Right here within the output, we will see that it efficiently retrieved the headings, contents, in addition to regular textual content in markdown format.
Therefore, working an area server for testing helps consider totally different doc sorts.
Additionally watch:
Sensible Use Circumstances in LLM Pipelines
Integrating Markitdown MCP can enhance a number of AI workflows:
- Information Base Constructing: Convert paperwork into Markdown. Ingest this content material into information bases or RAG programs.
- LLM Content material Preparation: Remodel supply recordsdata into Markdown. Put together constant enter for LLM summarization or evaluation duties.
- Doc Information Extraction: Convert paperwork with tables into Markdown. This simplifies parsing structured information.
- Documentation Automation: Generate technical manuals. Convert supply recordsdata like Phrase paperwork into Markdown for static website turbines.
Conclusion
Markitdown MCP offers a succesful, server-based methodology for doc conversion. It handles a number of codecs. It produces structured Markdown output. Integrating it with LLMs allows automation of doc processing duties. This method helps scalable documentation practices. Utilizing the the server for testing makes analysis easy. MarkItDown’s MCP is greatest understood by means of its sensible software in these workflows.

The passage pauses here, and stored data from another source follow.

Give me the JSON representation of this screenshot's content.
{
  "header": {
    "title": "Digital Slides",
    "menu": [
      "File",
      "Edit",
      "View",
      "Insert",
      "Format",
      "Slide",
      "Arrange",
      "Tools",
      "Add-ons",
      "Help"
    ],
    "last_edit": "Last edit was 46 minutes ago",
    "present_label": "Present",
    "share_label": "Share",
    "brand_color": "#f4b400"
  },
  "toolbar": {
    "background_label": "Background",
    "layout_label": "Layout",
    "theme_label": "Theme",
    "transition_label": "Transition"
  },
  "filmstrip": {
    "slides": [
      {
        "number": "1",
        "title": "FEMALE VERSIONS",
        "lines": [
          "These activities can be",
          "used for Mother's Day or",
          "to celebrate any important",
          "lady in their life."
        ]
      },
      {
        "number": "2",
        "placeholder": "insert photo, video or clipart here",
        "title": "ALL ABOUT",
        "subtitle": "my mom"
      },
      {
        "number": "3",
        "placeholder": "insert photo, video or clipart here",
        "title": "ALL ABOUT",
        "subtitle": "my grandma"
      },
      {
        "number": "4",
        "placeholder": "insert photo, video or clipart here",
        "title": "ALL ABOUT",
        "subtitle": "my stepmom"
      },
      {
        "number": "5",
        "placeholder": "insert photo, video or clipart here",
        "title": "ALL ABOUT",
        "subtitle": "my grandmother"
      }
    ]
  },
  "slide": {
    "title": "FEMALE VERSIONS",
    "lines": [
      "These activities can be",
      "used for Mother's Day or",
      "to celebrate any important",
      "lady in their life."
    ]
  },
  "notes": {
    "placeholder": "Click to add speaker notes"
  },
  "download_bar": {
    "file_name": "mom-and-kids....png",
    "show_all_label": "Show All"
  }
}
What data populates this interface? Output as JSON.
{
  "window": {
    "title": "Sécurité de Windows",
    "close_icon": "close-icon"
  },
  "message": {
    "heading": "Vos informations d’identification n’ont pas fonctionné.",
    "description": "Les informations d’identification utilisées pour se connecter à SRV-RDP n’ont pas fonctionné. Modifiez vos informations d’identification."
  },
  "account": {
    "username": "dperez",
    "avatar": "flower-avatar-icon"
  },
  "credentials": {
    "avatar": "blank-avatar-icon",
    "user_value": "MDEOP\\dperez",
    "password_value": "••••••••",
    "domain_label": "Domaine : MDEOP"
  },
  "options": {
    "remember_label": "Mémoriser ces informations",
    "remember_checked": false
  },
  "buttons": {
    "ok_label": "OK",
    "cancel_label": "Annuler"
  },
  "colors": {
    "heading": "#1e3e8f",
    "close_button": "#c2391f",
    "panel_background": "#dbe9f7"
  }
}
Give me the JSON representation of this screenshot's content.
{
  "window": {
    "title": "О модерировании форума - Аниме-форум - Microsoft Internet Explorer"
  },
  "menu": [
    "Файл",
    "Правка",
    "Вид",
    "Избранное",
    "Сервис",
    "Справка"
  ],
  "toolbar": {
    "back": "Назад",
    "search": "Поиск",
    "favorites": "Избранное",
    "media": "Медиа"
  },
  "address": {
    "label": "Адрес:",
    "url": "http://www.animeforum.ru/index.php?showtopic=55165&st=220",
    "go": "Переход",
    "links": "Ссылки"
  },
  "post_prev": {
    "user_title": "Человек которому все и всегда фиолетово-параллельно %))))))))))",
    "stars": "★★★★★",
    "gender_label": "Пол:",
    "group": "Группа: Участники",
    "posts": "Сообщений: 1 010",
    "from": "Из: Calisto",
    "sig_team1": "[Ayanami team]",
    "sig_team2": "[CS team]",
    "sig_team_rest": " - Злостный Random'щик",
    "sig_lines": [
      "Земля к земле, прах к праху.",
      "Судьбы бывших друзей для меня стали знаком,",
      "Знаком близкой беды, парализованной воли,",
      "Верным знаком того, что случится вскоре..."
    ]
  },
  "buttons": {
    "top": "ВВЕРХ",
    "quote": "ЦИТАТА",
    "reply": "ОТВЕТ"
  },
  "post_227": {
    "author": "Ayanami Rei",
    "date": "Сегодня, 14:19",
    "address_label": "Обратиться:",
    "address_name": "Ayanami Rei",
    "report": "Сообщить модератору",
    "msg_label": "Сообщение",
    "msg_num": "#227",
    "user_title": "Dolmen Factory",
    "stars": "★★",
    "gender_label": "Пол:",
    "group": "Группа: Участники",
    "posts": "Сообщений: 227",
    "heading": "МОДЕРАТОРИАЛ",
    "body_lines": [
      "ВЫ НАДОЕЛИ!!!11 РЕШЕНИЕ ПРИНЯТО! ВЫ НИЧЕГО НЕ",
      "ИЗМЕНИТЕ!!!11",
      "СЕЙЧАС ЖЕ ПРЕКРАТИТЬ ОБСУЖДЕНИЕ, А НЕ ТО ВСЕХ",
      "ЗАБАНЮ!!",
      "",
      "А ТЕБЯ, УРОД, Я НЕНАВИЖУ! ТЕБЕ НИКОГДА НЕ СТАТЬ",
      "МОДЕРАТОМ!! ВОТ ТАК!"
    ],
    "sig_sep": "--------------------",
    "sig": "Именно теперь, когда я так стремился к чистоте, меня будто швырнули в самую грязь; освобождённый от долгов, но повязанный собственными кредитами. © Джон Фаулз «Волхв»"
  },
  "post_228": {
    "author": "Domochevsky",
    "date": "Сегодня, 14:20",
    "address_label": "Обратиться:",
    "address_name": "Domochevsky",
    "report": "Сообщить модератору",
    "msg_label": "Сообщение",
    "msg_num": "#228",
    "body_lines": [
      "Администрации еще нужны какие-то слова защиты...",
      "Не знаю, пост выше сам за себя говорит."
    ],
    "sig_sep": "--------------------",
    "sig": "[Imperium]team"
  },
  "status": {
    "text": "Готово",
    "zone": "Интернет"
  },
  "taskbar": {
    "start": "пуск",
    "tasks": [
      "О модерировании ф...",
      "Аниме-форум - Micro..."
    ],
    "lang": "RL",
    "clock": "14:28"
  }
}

Discover the Markitdown MCP GitHub repository for extra info.
Continuously Requested Questions
Ans. Markitdown MCP converts paperwork like PDFs and Phrase recordsdata into structured Markdown. It makes use of a server-based protocol for this job.
Ans. The server handles PDF, DOCX, PPTX, and HTML recordsdata. Different codecs could also be supported relying on the core library.

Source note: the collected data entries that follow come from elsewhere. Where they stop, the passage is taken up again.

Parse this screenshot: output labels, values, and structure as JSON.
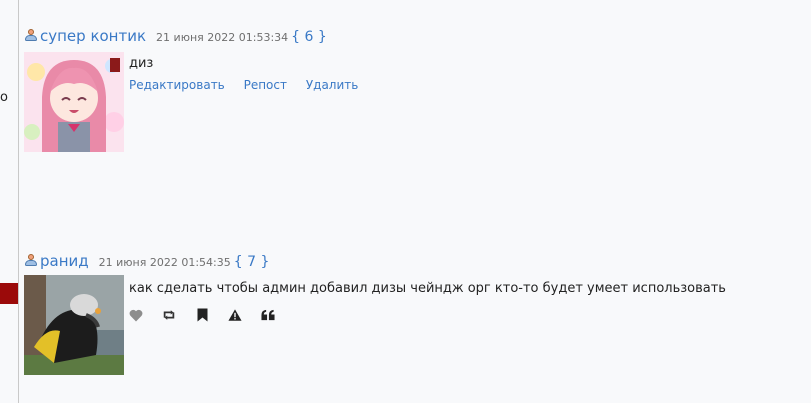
{
  "left_fragment": "о",
  "posts": [
    {
      "username": "супер контик",
      "timestamp": "21 июня 2022 01:53:34",
      "number": "{ 6 }",
      "message": "диз",
      "actions": [
        "Редактировать",
        "Репост",
        "Удалить"
      ]
    },
    {
      "username": "ранид",
      "timestamp": "21 июня 2022 01:54:35",
      "number": "{ 7 }",
      "message": "как сделать чтобы админ добавил дизы чейндж орг кто-то будет умеет использовать",
      "icons": [
        "heart-icon",
        "repost-icon",
        "bookmark-icon",
        "warning-icon",
        "quote-icon"
      ]
    }
  ],
  "colors": {
    "link": "#3a79c6",
    "timestamp": "#6f6f6f",
    "background": "#f8f9fb",
    "marker": "#9b0a0a"
  }
}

Ans. LangChain makes use of particular instruments to speak with the server. Brokers can then request doc conversions by means of this server.
Ans. Sure, it’s open-source software program from Microsoft. Customers are chargeable for any server internet hosting prices.
Ans. Sure, the server for testing can run regionally. Use both STDIO or SSE mode for growth and analysis.
Login to proceed studying and revel in expert-curated content material.